You’ve seen Keith Haring’s pop art. Soon you can send mail with it.
A drawing by the Kutztown, Pa.-raised artist will grace a U.S. postage stamp
A drawing by Keith Haring, the Pennsylvania-born pop artist whose distinctive style became known worldwide before his AIDS-related death in 1990, will become a U.S. postage stamp next year. The stamp will feature an untitled 1985 drawing by Haring of two cartoon figures holding a beating red heart aloft.
“The non-specificity of the figures allows a variety of people to see themselves in this stamp,” Antonio Alcalá, an art director for USPS, said in a statement.
Haring was born in Reading and raised in Kutztown, Pa., where he learned cartoon drawing from his father Allen, an amateur cartoonist and engineer. After high school, Haring enrolled in the commercial Ivy School of Professional Art in Pittsburgh, before deciding that he had no interest in becoming a commercial artist. He moved to New York City in 1978.

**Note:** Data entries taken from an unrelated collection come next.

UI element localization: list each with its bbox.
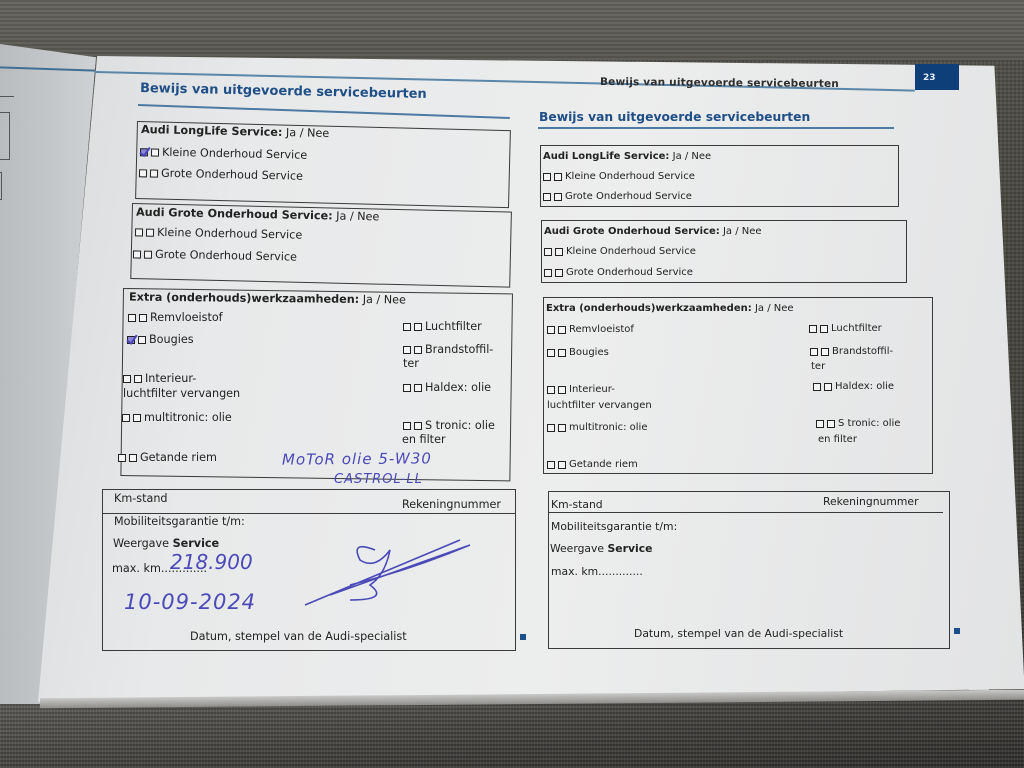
rekeningnummer-label: Rekeningnummer <box>823 495 919 508</box>
right-extra-item-right-cont: en filter <box>818 434 857 445</box>
right-grote-item: Kleine Onderhoud Service <box>544 246 696 257</box>
right-extra-item-right-cont: ter <box>811 361 825 372</box>
end-marker-icon <box>954 628 960 634</box>
checkbox-nee[interactable] <box>146 228 154 236</box>
checkbox-nee[interactable] <box>414 346 422 354</box>
handwritten-date: 10-09-2024 <box>124 590 256 614</box>
checkbox-nee[interactable] <box>134 375 142 383</box>
checkbox-nee[interactable] <box>555 248 563 256</box>
checkbox-nee[interactable] <box>558 386 566 394</box>
yes-no-label: Ja / Nee <box>755 303 794 314</box>
item-label: S tronic: olie <box>425 419 495 432</box>
weergave-text: Weergave <box>113 537 169 550</box>
yes-no-label: Ja / Nee <box>286 126 329 140</box>
item-label: Grote Onderhoud Service <box>566 267 693 278</box>
checkbox-nee[interactable] <box>554 193 562 201</box>
right-grote-item: Grote Onderhoud Service <box>544 267 693 278</box>
yes-no-label: Ja / Nee <box>723 226 762 237</box>
checkbox-nee[interactable] <box>827 420 835 428</box>
running-head: Bewijs van uitgevoerde servicebeurten <box>600 76 839 90</box>
left-extra-item-right: Haldex: olie <box>403 381 491 394</box>
item-label: Getande riem <box>140 451 217 464</box>
checkbox-ja[interactable] <box>403 384 411 392</box>
left-extra-item-right-cont: en filter <box>402 433 446 446</box>
previous-page-box <box>0 112 10 160</box>
right-extra-heading: Extra (onderhouds)werkzaamheden: Ja / Ne… <box>546 303 794 314</box>
previous-page-title-rule <box>0 96 14 97</box>
left-extra-item-right: Brandstoffil- <box>403 343 493 356</box>
checkbox-ja[interactable] <box>547 424 555 432</box>
checkbox-ja[interactable] <box>543 173 551 181</box>
item-label: Haldex: olie <box>425 381 491 394</box>
item-label: Interieur- <box>569 384 615 395</box>
right-extra-item: Interieur- <box>547 384 615 395</box>
item-label: S tronic: olie <box>838 418 900 429</box>
right-extra-item-right: S tronic: olie <box>816 418 900 429</box>
right-extra-item-right: Haldex: olie <box>813 381 894 392</box>
previous-page-rule <box>0 66 95 71</box>
checkbox-ja[interactable] <box>140 148 148 156</box>
km-stand-label: Km-stand <box>114 492 168 505</box>
checkbox-ja[interactable] <box>128 314 136 322</box>
left-extra-item: Bougies <box>127 333 194 346</box>
left-extra-item-cont: luchtfilter vervangen <box>123 387 240 400</box>
max-km-label: max. km............. <box>551 565 643 578</box>
weergave-label: Weergave Service <box>550 542 652 555</box>
item-label: Interieur- <box>145 372 196 385</box>
left-datum-footer: Datum, stempel van de Audi-specialist <box>190 630 407 643</box>
weergave-bold: Service <box>173 537 220 550</box>
weergave-text: Weergave <box>550 542 604 555</box>
checkbox-ja[interactable] <box>139 169 147 177</box>
previous-page-box <box>0 172 2 200</box>
item-label: Bougies <box>149 333 194 346</box>
left-extra-item: Getande riem <box>118 451 217 464</box>
checkbox-ja[interactable] <box>543 193 551 201</box>
signature <box>290 530 490 610</box>
right-datum-footer: Datum, stempel van de Audi-specialist <box>634 627 843 640</box>
km-divider <box>102 513 516 514</box>
weergave-label: Weergave Service <box>113 537 219 550</box>
checkbox-nee[interactable] <box>821 348 829 356</box>
item-label: Getande riem <box>569 459 638 470</box>
right-extra-item-cont: luchtfilter vervangen <box>547 400 652 411</box>
right-grote-heading: Audi Grote Onderhoud Service: Ja / Nee <box>544 226 762 237</box>
checkbox-ja[interactable] <box>544 248 552 256</box>
yes-no-label: Ja / Nee <box>363 293 406 306</box>
item-label: Grote Onderhoud Service <box>155 248 297 264</box>
checkbox-ja[interactable] <box>135 228 143 236</box>
left-extra-item-right: Luchtfilter <box>403 320 482 333</box>
checkbox-nee[interactable] <box>414 422 422 430</box>
checkbox-ja[interactable] <box>403 346 411 354</box>
checkbox-ja[interactable] <box>544 269 552 277</box>
right-extra-item: multitronic: olie <box>547 422 647 433</box>
item-label: Remvloeistof <box>569 324 634 335</box>
item-label: Kleine Onderhoud Service <box>566 246 696 257</box>
checkbox-ja[interactable] <box>547 326 555 334</box>
item-label: Brandstoffil- <box>832 346 893 357</box>
checkbox-nee[interactable] <box>558 461 566 469</box>
checkbox-nee[interactable] <box>150 169 158 177</box>
handwritten-oil-note: MoToR olie 5-W30 <box>282 449 432 468</box>
right-title-rule <box>538 127 894 129</box>
heading-label: Audi LongLife Service: <box>543 151 669 162</box>
checkbox-nee[interactable] <box>555 269 563 277</box>
checkbox-ja[interactable] <box>122 414 130 422</box>
left-extra-item-right: S tronic: olie <box>403 419 495 432</box>
checkbox-ja[interactable] <box>813 383 821 391</box>
checkbox-ja[interactable] <box>118 454 126 462</box>
rekeningnummer-label: Rekeningnummer <box>402 498 501 511</box>
checkbox-nee[interactable] <box>151 148 159 156</box>
checkbox-nee[interactable] <box>138 336 146 344</box>
checkbox-ja[interactable] <box>123 375 131 383</box>
checkbox-nee[interactable] <box>824 383 832 391</box>
checkbox-nee[interactable] <box>558 349 566 357</box>
right-extra-item: Remvloeistof <box>547 324 634 335</box>
right-longlife-item: Grote Onderhoud Service <box>543 191 692 202</box>
page-number-tab: 23 <box>915 64 959 90</box>
km-divider <box>548 512 943 513</box>
background-fabric-bottom <box>0 700 1024 768</box>
right-extra-item-right: Luchtfilter <box>809 323 882 334</box>
right-extra-item: Getande riem <box>547 459 638 470</box>
checkbox-ja[interactable] <box>547 349 555 357</box>
checkbox-ja[interactable] <box>547 461 555 469</box>
heading-label: Extra (onderhouds)werkzaamheden: <box>129 291 359 306</box>
checkbox-ja[interactable] <box>403 422 411 430</box>
checkbox-ja[interactable] <box>547 386 555 394</box>
checkbox-nee[interactable] <box>139 314 147 322</box>
item-label: Brandstoffil- <box>425 343 493 356</box>
item-label: Bougies <box>569 347 609 358</box>
right-longlife-item: Kleine Onderhoud Service <box>543 171 695 182</box>
item-label: Luchtfilter <box>831 323 882 334</box>
weergave-bold: Service <box>608 542 653 555</box>
background-fabric-top <box>0 0 1024 60</box>
left-extra-item: Remvloeistof <box>128 311 223 324</box>
checkbox-nee[interactable] <box>554 173 562 181</box>
checkbox-ja[interactable] <box>816 420 824 428</box>
checkbox-nee[interactable] <box>558 326 566 334</box>
heading-label: Extra (onderhouds)werkzaamheden: <box>546 303 752 314</box>
item-label: multitronic: olie <box>144 411 232 424</box>
checkbox-nee[interactable] <box>820 325 828 333</box>
heading-label: Audi Grote Onderhoud Service: <box>544 226 720 237</box>
end-marker-icon <box>520 634 526 640</box>
mobiliteit-label: Mobiliteitsgarantie t/m: <box>114 515 245 528</box>
item-label: Kleine Onderhoud Service <box>157 226 303 242</box>
checkbox-nee[interactable] <box>414 323 422 331</box>
left-extra-item: multitronic: olie <box>122 411 232 424</box>
left-extra-item: Interieur- <box>123 372 196 385</box>
checkbox-nee[interactable] <box>133 414 141 422</box>
item-label: Grote Onderhoud Service <box>565 191 692 202</box>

It was there that he became a star, first by chalking illustrations on the unused black paper covering advertising panels in the subway system. His exuberant drawings, of dancing figures, monsters, mazes, and lovers, were so beloved by commuters and art appreciators alike that he had to stop drawing underground — not because his artwork was technically criminal mischief, but because it was suddenly too prized.
“As soon as I would finish something, somebody would rip it down. Nobody was getting to see the stuff,” he told The Inquirer’s art critic, Michael Kimmelman, in 1986.
Through the 1980s, Haring became extraordinarily successful, selling his canvasses for as much as $350,000. He simultaneously sold his art through his retail store, the Pop Shop, where people could buy posters, buttons, and magnets at a much lower price tag.
He also created dozens of public murals throughout the 1980s, including a 300-foot mural on the Berlin Wall, and designed antiapartheid, safe sex, and AIDS awareness posters. An openly gay man, Haring was diagnosed with AIDS in 1988.
Even as he became a wealthy artist, Haring faced criticism about the commercialism of his work, with one critic describing it as equivalent to “fast food,” according to his obituary in the Associated Press. For Haring, his retail shop was similar to his subway illustrations, a way of “breaking down the barriers between high and low art.”
Kutztown has claimed Haring and mounted a Pennsylvania Historical Marker in his honor earlier this fall. But Haring felt liberated when he left Pennsylvania.
“I was a square in a round peg,” he told The Inquirer in 1986. “I didn’t really fit into what you’re supposed to be in Kutztown. It’s a little conservative for the way I wanted to lead my life.”
Haring died in 1990, at age 31, from complications related to AIDS. Near the end of his life, he explained why he was still making art.
“All of the things that you make are a kind of quest for immortality,” he said. “Because you’re making these things that you know have a different kind of life.”
He deliberately left his 1989 Unfinished Painting incomplete to denote the void left behind by the lives lost to the AIDS epidemic.